I’m interested in GPU computing for the signal processing in software-defined radios, which has traditionally relied on FPGAs. The idea would be to have the RF hardware and analog/digital converters connected to the compute chassis housing the CPU and GPU via 10 GigE. Each received burst of data might have a few MB of samples that need to be demodulated, deinterleaved, error corrected, and decrypted. Then reverse that process for transmission, which is much less computationally intensive.
Copying data between CPU and GPU memory is a performance killer that I’m looking to minimize.
If I’m following Nvidia’s info correctly, GPUDirect RDMA would let me move data directly between the Ethernet card and GPU memory without CPU intervention. Defintely a good thing. Is this a doable thing for RF samples?

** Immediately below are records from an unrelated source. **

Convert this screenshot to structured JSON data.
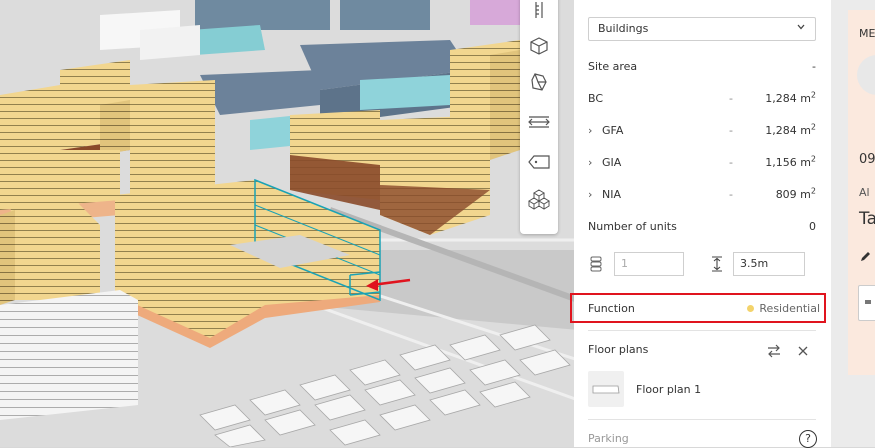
{
  "toolbar": {
    "tools": [
      "ruler-icon",
      "box-icon",
      "extrude-icon",
      "measure-icon",
      "tag-icon",
      "stack-icon"
    ]
  },
  "panel": {
    "type_select": "Buildings",
    "site_area": {
      "label": "Site area",
      "value": "-"
    },
    "bc": {
      "label": "BC",
      "dash": "-",
      "value": "1,284 m",
      "unit_sup": "2"
    },
    "gfa": {
      "label": "GFA",
      "dash": "-",
      "value": "1,284 m",
      "unit_sup": "2"
    },
    "gia": {
      "label": "GIA",
      "dash": "-",
      "value": "1,156 m",
      "unit_sup": "2"
    },
    "nia": {
      "label": "NIA",
      "dash": "-",
      "value": "809 m",
      "unit_sup": "2"
    },
    "units": {
      "label": "Number of units",
      "value": "0"
    },
    "floors_value": "1",
    "floor_height_value": "3.5m",
    "function": {
      "label": "Function",
      "value": "Residential",
      "dot_color": "#f3d36b"
    },
    "floor_plans": {
      "title": "Floor plans",
      "item": "Floor plan 1"
    },
    "parking": {
      "label": "Parking",
      "help": "?"
    }
  },
  "right_card": {
    "title": "ME",
    "text1": "09",
    "text2": "Al",
    "text3": "Ta"
  }
}
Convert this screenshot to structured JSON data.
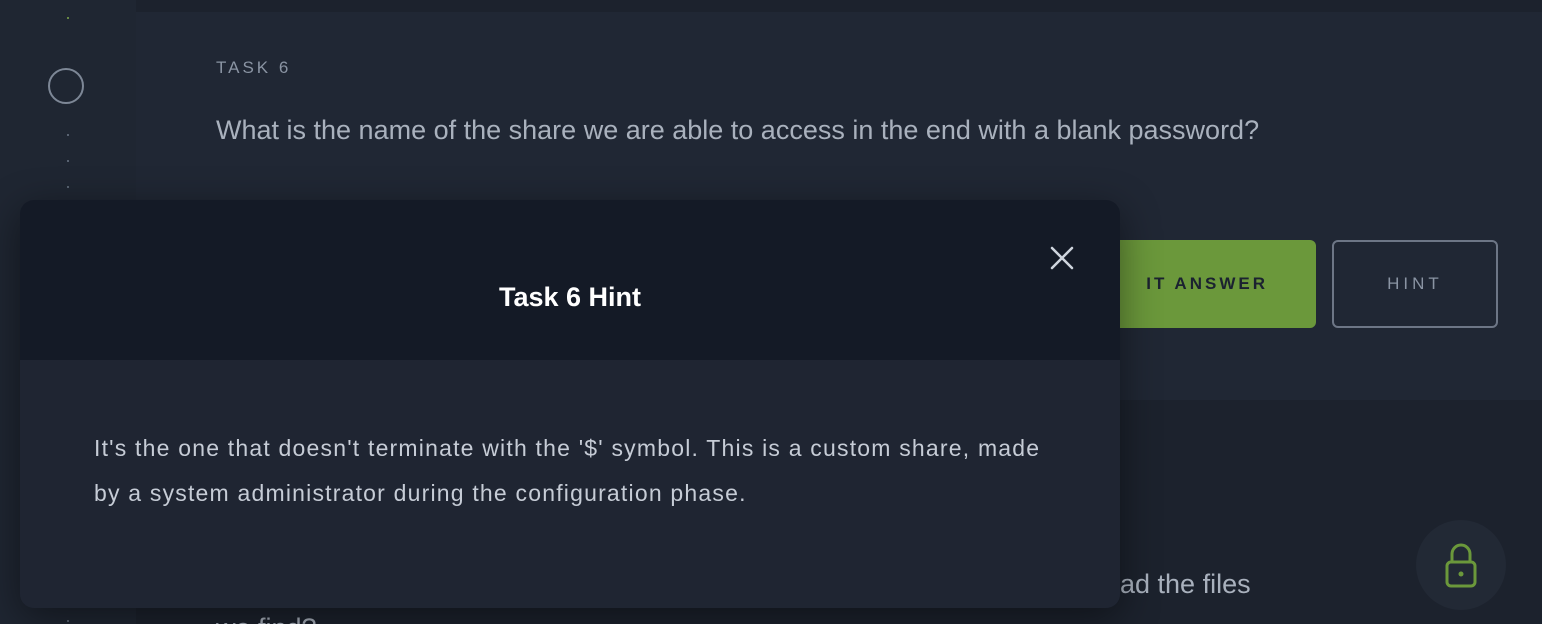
{
  "task": {
    "label": "TASK 6",
    "question": "What is the name of the share we are able to access in the end with a blank password?",
    "submit_label": "IT ANSWER",
    "hint_label": "HINT"
  },
  "next_task": {
    "question_fragment": "ad the files",
    "question_fragment_2": "we find?"
  },
  "modal": {
    "title": "Task 6 Hint",
    "body": "It's the one that doesn't terminate with the '$' symbol. This is a custom share, made by a system administrator during the configuration phase."
  },
  "colors": {
    "accent_green": "#6b983b",
    "background": "#1c222d",
    "modal_header": "#141a26"
  },
  "icons": {
    "close": "close-icon",
    "lock": "lock-icon",
    "step": "step-circle-icon"
  }
}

I’m less clear on NVLink, Pascal, and unified memory. NVLink looks like a high-speed replacement for PCIe when connecting Pascal GPUs and compatible CPUs. What are the compatible CPUs, and when will this hardware be available? Is the transfer DMA, with an interrupt to signal completion?
Unified memory looks like a programming model to treat CPU and GPU memory as a contiguous address space. Best I can tell, in coding C++, one could allocate a unique_ptr to a buffer, fill it with CPU data (e.g., data to transmit), and then std::move it to GPU processing. The compiler would automagically handle the copying. Is this correct? Would this code take advantage of NVLink when that ships?
Lastly, is there a roadmap to physically unifying memory, such as connecting the CPU and GPU to the same memory via different controllers?